Further, the law now provides at § 2702.1(b) Authority of court in sentencing. –There shall be no authority in any court to impose on an offender to which this section is applicable any lesser sentence than provided for in subsection (a) or to place such offender on probation or to suspend sentence. Nothing in this section shall prevent the sentencing court from imposing a sentence greater than that provided in this section. Sentencing guidelines promulgated by the Pennsylvania Commission on Sentencing shall not supersede the mandatory sentences provided in this section.

As well, the statute provides at § 2702.1(c) Appeal by Commonwealth. –If a sentencing court refuses to apply this section where applicable, the Commonwealth shall have the right to appellate review of the action of the sentencing court. The appellate court shall vacate the sentence and remand the case to the sentencing court for imposition of a sentence in accordance with this section if it finds that the sentence was imposed in violation of this section. 18 Pa.C.S. § 2702.1 (2012), Act 2008-131 (H.B. 1845), P.L. 1628, § 1.1, approved Oct. 17, 2008, eff. in 60 days.

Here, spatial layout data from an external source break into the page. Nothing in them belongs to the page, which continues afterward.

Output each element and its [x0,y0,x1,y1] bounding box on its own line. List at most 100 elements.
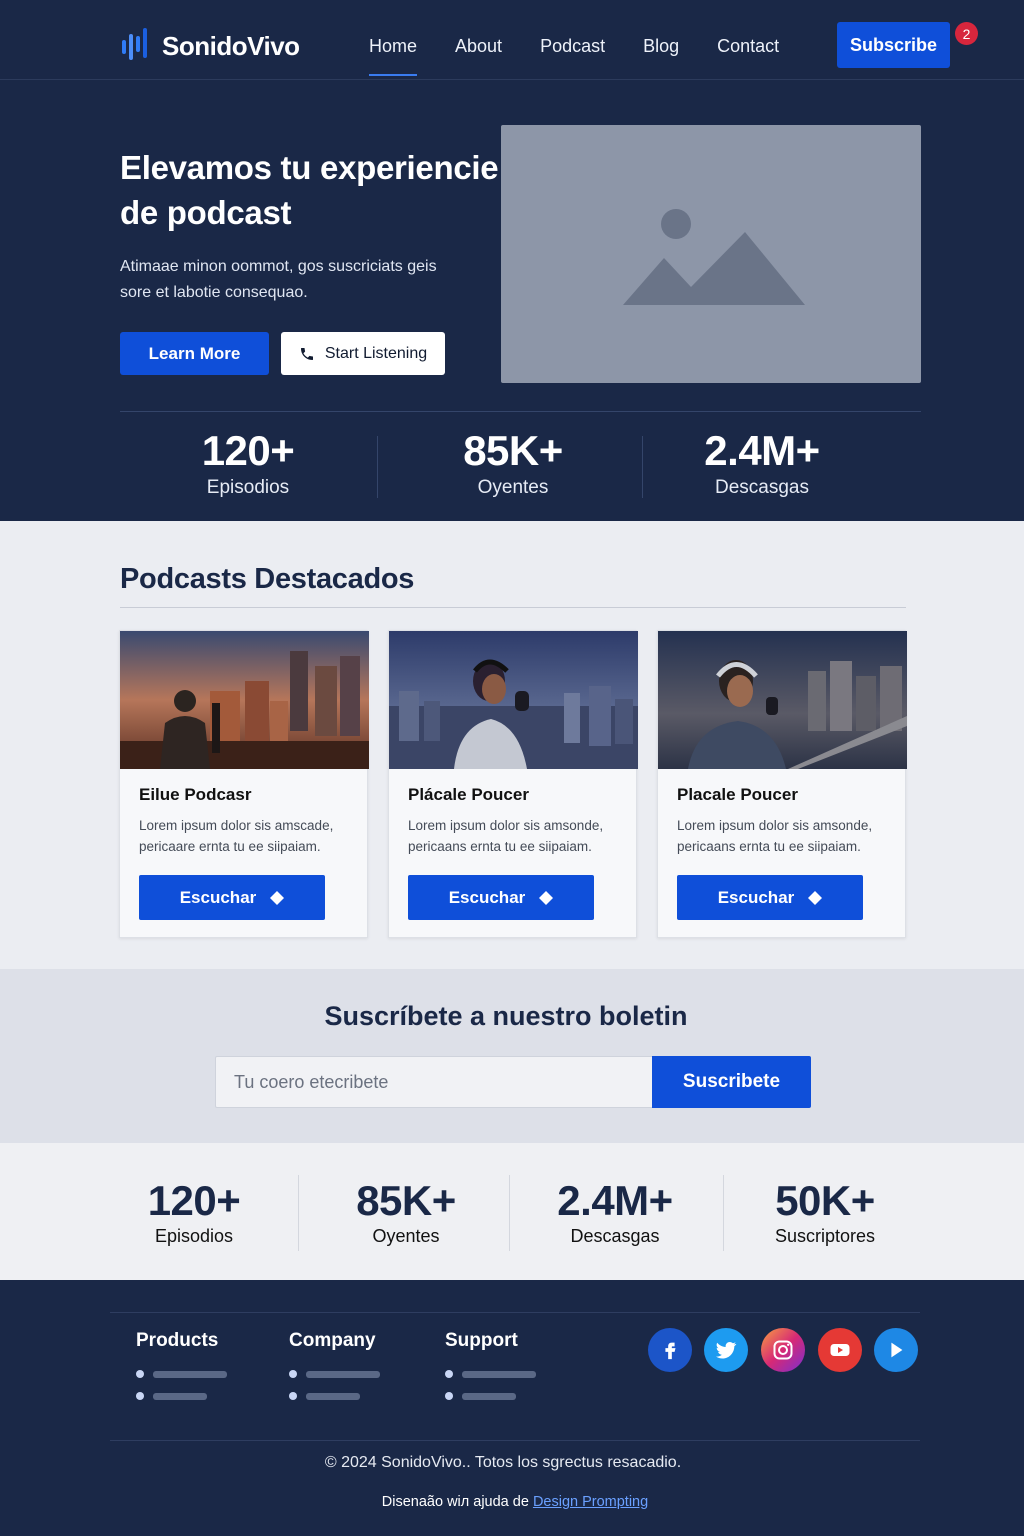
footer: Products Company Support © 2024 SonidoVi… [0,1280,1024,1536]
featured-podcasts-section: Podcasts Destacados Eilue Podcasr Lorem … [0,521,1024,969]
notification-badge[interactable]: 2 [955,22,978,45]
hero-stat-episodes: 120+ Episodios [188,426,308,500]
stat-episodes: 120+ Episodios [128,1177,260,1247]
podcast-card-title: Placale Poucer [677,785,798,804]
podcast-card[interactable]: Plácale Poucer Lorem ipsum dolor sis ams… [388,630,638,938]
stat-label: Descasgas [570,1226,660,1246]
nav-link-podcast[interactable]: Podcast [521,0,624,80]
stat-divider [723,1175,724,1251]
podcast-cover-image [389,631,638,769]
newsletter-section: Suscríbete a nuestro boletin Suscribete [0,969,1024,1143]
section-title: Podcasts Destacados [120,563,415,595]
podcast-card[interactable]: Eilue Podcasr Lorem ipsum dolor sis amsc… [119,630,369,938]
brand-logo[interactable]: SonidoVivo [120,28,300,64]
diamond-icon [539,890,554,905]
hero-title: Elevamos tu experiencie de podcast [120,149,499,231]
footer-column-title: Support [445,1330,518,1351]
podcast-card-description: Lorem ipsum dolor sis amsonde, pericaans… [408,818,604,854]
newsletter-subscribe-button[interactable]: Suscribete [652,1056,811,1108]
listen-button[interactable]: Escuchar [677,875,863,920]
footer-link[interactable] [289,1370,380,1378]
listen-button-label: Escuchar [717,887,795,907]
sound-wave-icon [120,28,152,64]
learn-more-button[interactable]: Learn More [120,332,269,375]
footer-column-company: Company [289,1330,380,1400]
nav-link-blog[interactable]: Blog [624,0,698,80]
stat-label: Suscriptores [774,1226,876,1246]
footer-link[interactable] [445,1392,536,1400]
listen-button[interactable]: Escuchar [408,875,594,920]
hero-image-placeholder [501,125,921,383]
stat-label: Oyentes [372,1226,440,1246]
footer-link[interactable] [289,1392,380,1400]
stat-value: 85K+ [356,1177,456,1224]
copyright-text: © 2024 SonidoVivo.. Totos los sgrectus r… [324,1454,682,1471]
podcast-card-title: Plácale Poucer [408,785,529,804]
section-divider [120,607,906,608]
newsletter-title: Suscríbete a nuestro boletin [324,1001,688,1031]
footer-link[interactable] [445,1370,536,1378]
stat-subscribers: 50K+ Suscriptores [755,1177,895,1247]
start-listening-button[interactable]: Start Listening [281,332,445,375]
podcast-card-title: Eilue Podcasr [139,785,252,804]
start-listening-label: Start Listening [324,344,428,362]
footer-column-title: Products [136,1330,219,1351]
play-icon[interactable] [874,1328,918,1372]
phone-icon [300,347,313,360]
stat-value: 120+ [201,427,295,474]
hero-stat-listeners: 85K+ Oyentes [453,426,573,500]
top-navbar: SonidoVivo Home About Podcast Blog Conta… [0,0,1024,80]
nav-link-home[interactable]: Home [350,0,436,80]
stats-band: 120+ Episodios 85K+ Oyentes 2.4M+ Descas… [0,1143,1024,1280]
footer-divider [110,1440,920,1441]
nav-links: Home About Podcast Blog Contact [350,0,798,80]
podcast-card[interactable]: Placale Poucer Lorem ipsum dolor sis ams… [657,630,907,938]
credit-text: Disenaão wiл ajuda de Design Prompting [0,1494,1024,1510]
hero-divider [120,411,921,412]
youtube-icon[interactable] [818,1328,862,1372]
stat-value: 2.4M+ [704,427,820,474]
stat-value: 2.4M+ [557,1177,673,1224]
stat-label: Episodios [154,1226,234,1246]
stat-label: Episodios [206,477,290,498]
footer-column-support: Support [445,1330,536,1400]
stat-listeners: 85K+ Oyentes [338,1177,474,1247]
design-prompting-link[interactable]: Design Prompting [533,1494,648,1510]
nav-link-about[interactable]: About [436,0,521,80]
stat-label: Descasgas [715,477,809,498]
hero-stat-downloads: 2.4M+ Descasgas [692,426,832,500]
hero-description: Atimaae minon oommot, gos suscriciats ge… [120,258,437,301]
facebook-icon[interactable] [648,1328,692,1372]
footer-link[interactable] [136,1392,227,1400]
newsletter-email-input[interactable] [215,1056,652,1108]
podcast-cover-image [120,631,369,769]
stat-value: 85K+ [463,427,563,474]
podcast-card-description: Lorem ipsum dolor sis amsonde, pericaans… [677,818,873,854]
credit-prefix: Disenaão wiл ajuda de [381,1494,533,1510]
footer-column-products: Products [136,1330,227,1400]
podcast-cover-image [658,631,907,769]
stat-value: 50K+ [775,1177,875,1224]
stat-divider [298,1175,299,1251]
brand-name: SonidoVivo [162,30,300,61]
stat-divider [377,436,378,498]
stat-downloads: 2.4M+ Descasgas [537,1177,693,1247]
diamond-icon [808,890,823,905]
stat-divider [509,1175,510,1251]
image-placeholder-icon [623,209,805,305]
nav-link-contact[interactable]: Contact [698,0,798,80]
footer-divider [110,1312,920,1313]
diamond-icon [270,890,285,905]
stat-label: Oyentes [477,477,549,498]
listen-button-label: Escuchar [448,887,526,907]
footer-column-title: Company [289,1330,376,1351]
subscribe-button[interactable]: Subscribe [837,22,950,68]
podcast-card-description: Lorem ipsum dolor sis amscade, pericaare… [139,818,334,854]
twitter-icon[interactable] [704,1328,748,1372]
footer-link[interactable] [136,1370,227,1378]
listen-button[interactable]: Escuchar [139,875,325,920]
stat-divider [642,436,643,498]
listen-button-label: Escuchar [179,887,257,907]
stat-value: 120+ [147,1177,241,1224]
instagram-icon[interactable] [761,1328,805,1372]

Significantly, this new mandatory minimum sentence is a second mandatory minimum sentence that seals with any offense committed with a fire arm. If a person is convicted of the general firearms offense but not convicted of Aggravated Assault charge against the police office, there is still a mandatory sentence. 42 Pa.C.S. § 9712 (2012) (a) states: Mandatory sentence. –Except as provided under section 9716 (relating to two or more mandatory minimum sentences applicable), any person who is convicted in any court of this Commonwealth of a crime of violence as defined in section 9714(g) (relating to sentences for second and subsequent offenses), shall, if the person visibly possessed a firearm or a replica of a firearm, whether or not the firearm or replica was loaded or functional, that placed the victim in reasonable fear of death or serious bodily injury, during the commission of the offense, be sentenced to a minimum sentence of at least five years of total confinement notwithstanding any other provision of this title or other statute to the contrary. Such persons shall not be eligible for parole, probation, work release or furlough.

There is not a trial on these issues. Rather, the law provides, (b) Proof at sentencing. –Provisions of this section shall not be an element of the crime and notice thereof to the defendant shall not be required prior to conviction, but reasonable notice of the Commonwealth’s intention to proceed under this section shall be provided after conviction and before sentencing. The applicability of this section shall be determined at sentencing. The court shall consider any evidence presented at trial and shall afford the Commonwealth and the defendant an opportunity to present any necessary additional evidence and shall determine, by a preponderance of the evidence, if this section is applicable.